Formatting problems
Overview
Teaching: 10 min
Exercises: 15 minQuestions
What are some common challenges with formatting data in spreadsheets and how can we avoid them?
Objectives
Recognise a variety of formatting problems within spreadsheets
Recognise the importance of Metadata
Data formatting problems
In the report spreadsheet example, it was not the actual data that was the problem, it was the way it was laid out in the spreadsheet.
In this episode we will consider how the data itself can cause problems. We have alluded to some of the possibilities in the guidelines in the first section
Exercise
Have a look at the spreadsheet here and see how many potential problems you can identify.
Solution
Multiple tables should be avoided. Using multiple tables in this way makes it difficult to export the data for use elsewhere. The same arguement applies to using multiple tabs in a spreadsheet. It is likely that the tab name would contain data relevant to the table in the tab. This will be lost if you export the data from the tab.
Missing values. If you inherit the dataset then you may be stuck with missing values. If you are entering the data yourself, make sure that all cells have an entry. If you do not have a value for the cell you should consider uing ‘NULL’ to indicate this. Do not be tempted to assume default values like 0 for a numeric value or “” (the empty string) for a missing text value. There will be circumstances when 0 and “” have significance and you risk corrupting your analysis.
Using comments. You can use comments if appropriate or relevant, but they should occupy their own column in the table. Do not use the built-in commenting features of the spreadsheet as the information will be loset when you export. Do not use a ‘*’ or other character as a reference to a comment elsewhere as you will change how the cell value is interpreted and limit how the data can be analysed.

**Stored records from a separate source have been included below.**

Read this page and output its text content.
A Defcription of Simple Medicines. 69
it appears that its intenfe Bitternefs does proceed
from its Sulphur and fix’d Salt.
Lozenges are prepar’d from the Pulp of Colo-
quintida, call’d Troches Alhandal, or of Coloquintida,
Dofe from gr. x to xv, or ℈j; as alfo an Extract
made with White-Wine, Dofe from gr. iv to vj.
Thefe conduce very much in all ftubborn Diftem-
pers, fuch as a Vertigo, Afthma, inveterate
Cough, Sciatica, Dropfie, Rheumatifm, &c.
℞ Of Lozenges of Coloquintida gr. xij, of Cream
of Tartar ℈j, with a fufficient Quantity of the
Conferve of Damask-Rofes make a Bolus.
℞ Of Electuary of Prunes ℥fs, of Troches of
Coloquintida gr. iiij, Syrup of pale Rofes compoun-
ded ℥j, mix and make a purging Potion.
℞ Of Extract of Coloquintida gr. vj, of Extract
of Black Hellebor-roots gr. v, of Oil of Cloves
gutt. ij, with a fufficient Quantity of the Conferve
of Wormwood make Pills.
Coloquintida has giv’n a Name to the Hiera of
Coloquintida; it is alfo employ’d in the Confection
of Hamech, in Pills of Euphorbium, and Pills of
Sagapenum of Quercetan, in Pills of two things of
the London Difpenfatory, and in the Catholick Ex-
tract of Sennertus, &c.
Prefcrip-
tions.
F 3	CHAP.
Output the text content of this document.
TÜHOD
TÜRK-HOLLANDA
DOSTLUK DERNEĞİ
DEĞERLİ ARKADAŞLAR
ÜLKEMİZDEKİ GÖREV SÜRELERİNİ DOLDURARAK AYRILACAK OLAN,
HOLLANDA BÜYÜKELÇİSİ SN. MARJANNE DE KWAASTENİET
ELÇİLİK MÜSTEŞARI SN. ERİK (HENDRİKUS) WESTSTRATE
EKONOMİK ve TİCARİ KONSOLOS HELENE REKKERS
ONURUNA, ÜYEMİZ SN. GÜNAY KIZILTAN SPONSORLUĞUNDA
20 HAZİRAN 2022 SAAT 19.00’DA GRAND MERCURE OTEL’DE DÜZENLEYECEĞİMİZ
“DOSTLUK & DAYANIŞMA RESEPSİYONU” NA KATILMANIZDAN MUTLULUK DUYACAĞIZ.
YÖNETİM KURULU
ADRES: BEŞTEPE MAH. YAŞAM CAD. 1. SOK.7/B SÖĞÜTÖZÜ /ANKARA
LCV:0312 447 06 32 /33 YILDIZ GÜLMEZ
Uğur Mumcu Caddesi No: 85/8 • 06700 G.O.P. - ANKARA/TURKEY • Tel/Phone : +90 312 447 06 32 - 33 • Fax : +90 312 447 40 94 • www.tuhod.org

Multiple pieces of information in a cell. Each column should be used to convey a single piece of information. The ‘livestock_owned_and_numbers’ column contains two pieces of information, the list of the livestock and the number of the livestock types these should be split into two columns. Storing multiple items of information in a single cell will restrict how the data can subsequently be analysed.
Using Spaces in column names. This is might be tempting in order to create more meaningful column names but it is better to use ‘_’ > > characters instead of spaces. You should try to use only alphabetic characters in you column names. Digits could be included if > > appropriate but not as the first character of the column name.
Merged Cells. Merging cells is usally done only for cosmetic reasons. It will limit how the data can be analysed within the spreadsheet and potentially corrupt the data format when you try to export it.
Cell formatting. Do not use cell formatting to convey information. Thge colour coding in the Dwelling table seems deliberate but there is not indication as to why it is being used or what information it is meant to convey. All formatting information will be lost when the data is exported.
Metadata
Meta data is data which describes data. In a table, the column names are counted as metadata, but the majority of metadata for a table or dataset is held seperately in a seperate readable file. The terms ‘codebook’ and ‘data dictionary’ are also used to refer to metadata sources.
The example above is fromthe UK Data Service and is from the file which accompanies the SN7577 dataset which we will be looking at in several of the lessons. You can downlod the full document here
This file is always packaged with the actual data file because it is essential to understanding the data.
The actual information provided in the metadata file will differ from one dataset to another. But you would expect to be told things like the range of values expected (if possible) and the type of the varibles. In this case not only that they are numeric but equally important that they are Nominal, that 5.0 should not be considered greater than 1.0 only differnet. You also need to be told how missing data is being represented.
All of this information will be needed as you plan your analysis of the data.
Key Points
Avoid using multiple tables within one spreadsheet.
Avoid spreading data across multiple tabs (but do use a new tab to record data cleaning or manipulations).
Record zeros as zeros.
Use an appropriate null value to record missing data.
Don’t use formatting to convey information or to make your spreadsheet look pretty.
Place comments in a separate column.
Record units in column headers.
Include only one piece of information in a cell.
Avoid spaces, numbers and special characters in column headers.
Avoid special characters in your data.
Record metadata in a separate plain text file.
Metadata is essential to the understanding of the data.